Um dos marcos dessa mudança foi a ecologia profunda, através dos escritos de Aldo Leopold que criou uma “nova ética”, uma ética que trata da relação do homem com a terra, os animais e as plantas que nela vivem. Essa ética ampliaria “as fronteiras da comunidade de modo a incluir o solo, a água, as plantas e os animais, ou, coletivamente falando, a terra[9]”.
Nos anos 70 iniciou uma onda de preocupações ambientais, com a Conferência Mundial sobre o Meio Ambiente, realizada em Estocolmo em 1972. Esse movimento levou a um renascimento dos interesses ecológicos, uma busca pela conexão com a Terra, perdida de longa data, desde o marco judaico-cristão, quando o principal interesse passou a ser a busca inescrupulosa por valores econômicos.
Dentro do movimento ecológico, segundo o filósofo norueguês Arne Naess[10], existem tendências “superficiais” e “profundas”. O primeiro estaria ligado à estrutura moral tradicional, ou seja, suas raízes seriam antropológicas, o interesse em conservar o ambiente estaria intimamente ligado à necessidade do ser humano em tê-lo intacto, tanto pela sobrevivência da espécie quanto para desfrutar seus prazeres. Já a ecologia profunda tem raízes mais biocêntricas, seria a preservação pela valorização da natureza em si, sem interesses nos benefícios eventualmente trazidos para os seres humanos.
Leopold sintetizou os fundamentos de sua Ética da terra dizendo que: “Uma coisa é certa quando tende a preservar a integridade, a estabilidade e a beleza da comunidade biótica; é errada quando apresenta a tendência contrária[11]”.
Há uma riqueza de reflexões a respeito do lugar do homem na Natureza e a elaboração de uma ética correspondente. A ética biocêntrica, por exemplo, fundamenta-se, essencialmente, na idéia de que a natureza possui valor intrínseco, independente de sua utilidade para fins humanos. Os humanos não são superiores aos outros seres, mas “simples cidadãos” da comunidade de seres vivos. Como todo vivente tem direito à vida, só têm o direito de destruir algum ser da natureza para satisfazer necessidades vitais[12].
Fritjof Capra aduz o surgimento de um “paradigma ecológico, mas num sentido ecológico profundo, propondo uma expansão não apenas das percepções e da maneira de pensar, mas também de valores”.
Os princípios sobre os quais se erguerão as nossas futuras instituições sociais terão de ser coerentes com os princípios de organização que a natureza fez evoluir para sustentar a teia da vida.
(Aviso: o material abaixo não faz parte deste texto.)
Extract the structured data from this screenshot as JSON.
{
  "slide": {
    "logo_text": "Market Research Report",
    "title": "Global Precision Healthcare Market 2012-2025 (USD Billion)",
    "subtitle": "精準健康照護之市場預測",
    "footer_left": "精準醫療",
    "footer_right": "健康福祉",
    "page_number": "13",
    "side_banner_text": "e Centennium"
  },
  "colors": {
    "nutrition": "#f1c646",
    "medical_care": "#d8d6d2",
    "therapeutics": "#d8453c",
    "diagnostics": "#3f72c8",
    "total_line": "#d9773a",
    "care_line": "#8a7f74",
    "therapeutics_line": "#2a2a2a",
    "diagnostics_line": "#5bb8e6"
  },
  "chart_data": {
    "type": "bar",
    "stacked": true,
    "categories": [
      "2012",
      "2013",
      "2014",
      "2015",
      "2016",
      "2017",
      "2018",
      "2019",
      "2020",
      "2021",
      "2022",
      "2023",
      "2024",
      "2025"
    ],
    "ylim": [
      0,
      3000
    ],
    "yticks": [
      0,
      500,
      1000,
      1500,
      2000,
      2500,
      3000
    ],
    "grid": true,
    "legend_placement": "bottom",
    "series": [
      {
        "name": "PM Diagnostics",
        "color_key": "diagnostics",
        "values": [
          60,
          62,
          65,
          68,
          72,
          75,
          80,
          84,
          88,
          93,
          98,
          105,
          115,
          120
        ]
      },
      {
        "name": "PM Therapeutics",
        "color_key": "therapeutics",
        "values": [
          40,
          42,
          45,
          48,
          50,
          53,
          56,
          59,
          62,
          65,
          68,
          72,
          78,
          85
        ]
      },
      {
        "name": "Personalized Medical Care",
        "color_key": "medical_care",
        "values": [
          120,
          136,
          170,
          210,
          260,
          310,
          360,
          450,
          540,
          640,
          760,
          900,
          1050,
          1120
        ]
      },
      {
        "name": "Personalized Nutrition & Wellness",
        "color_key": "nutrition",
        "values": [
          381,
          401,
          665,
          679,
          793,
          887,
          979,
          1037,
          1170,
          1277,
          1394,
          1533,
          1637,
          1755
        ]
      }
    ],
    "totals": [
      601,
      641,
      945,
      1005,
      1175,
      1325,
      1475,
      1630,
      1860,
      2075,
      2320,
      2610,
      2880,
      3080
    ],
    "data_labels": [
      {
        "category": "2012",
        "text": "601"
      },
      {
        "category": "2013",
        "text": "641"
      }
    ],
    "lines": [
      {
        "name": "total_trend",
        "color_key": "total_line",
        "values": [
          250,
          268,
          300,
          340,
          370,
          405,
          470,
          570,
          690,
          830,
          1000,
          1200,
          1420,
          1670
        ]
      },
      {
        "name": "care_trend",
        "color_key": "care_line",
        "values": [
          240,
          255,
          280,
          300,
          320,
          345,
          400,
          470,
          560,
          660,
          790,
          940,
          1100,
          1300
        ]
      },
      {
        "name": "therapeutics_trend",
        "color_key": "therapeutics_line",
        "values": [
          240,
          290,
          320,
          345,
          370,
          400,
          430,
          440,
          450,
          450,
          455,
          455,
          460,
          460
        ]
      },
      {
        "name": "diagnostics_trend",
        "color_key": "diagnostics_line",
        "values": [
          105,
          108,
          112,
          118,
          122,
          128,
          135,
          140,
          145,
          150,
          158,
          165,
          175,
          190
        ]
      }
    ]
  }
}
Para tanto, é essencial que se desenvolva uma estrutura conceitual unificada para a compreensão das estruturas materiais e sociais. A sustentabilidade não implica uma imutabilidade das coisas. Não é um estado estético, mas um processo dinâmico de co-evolução[13].
É dever do homem ter cuidado com a natureza, proteger o ambiente onde ele vive, por ser sua morada, mas também por ser a Terra o conjunto quase infinito de seres vivendo em harmonia como um grande sistema em que a atitude de cada elemento tem efeito direto no ciclo de vida do outro.
Sabendo-se da evolução do passado e das diretrizes que orientam o presente, nota-se o motivo pelo qual a Constituição da Republica Federativa do Brasil preocupou-se em tutelar o meio ambiente como bem jurídico. Somente esta tutela, no entanto, não se faz suficiente. Deve-se buscar a internalização da cultura de prevenção em cada cidadão. Por esta razão, tem-se a educação ambiental como necessária para a implementação dessa nova visão de mundo.
3. A educação ambiental como direito fundamental:
Averigua-se a crescente presença da consciência e da educação ambiental em todos os lugares. Inclusive, como já dito, no Brasil, de forma pioneira, já se tem a garantia constitucional da mesma, conforme dispõe o artigo 225, VI da Constituição Federal.[14]
Além disso, o meio ambiente é condição fundamental ao desenvolvimento da vida humana, concretizando, desta forma, o princípio maior do ordenamento jurídico – a dignidade humana.
Apesar de não se incluir no catálogo dos direito fundamentais do art. 5° da Constituição Federal de 1988, trata-se de um direito fundamental, definido como típico direito difuso, inobstante também tenha por objetivo o resguardo de uma existência digna do ser humano, na sua dimensão individual e social. [15]
Ademais, a educação, pura e simples, está contemplada na Constituição Federal, no art. 6°, como direito social fundamental.[16]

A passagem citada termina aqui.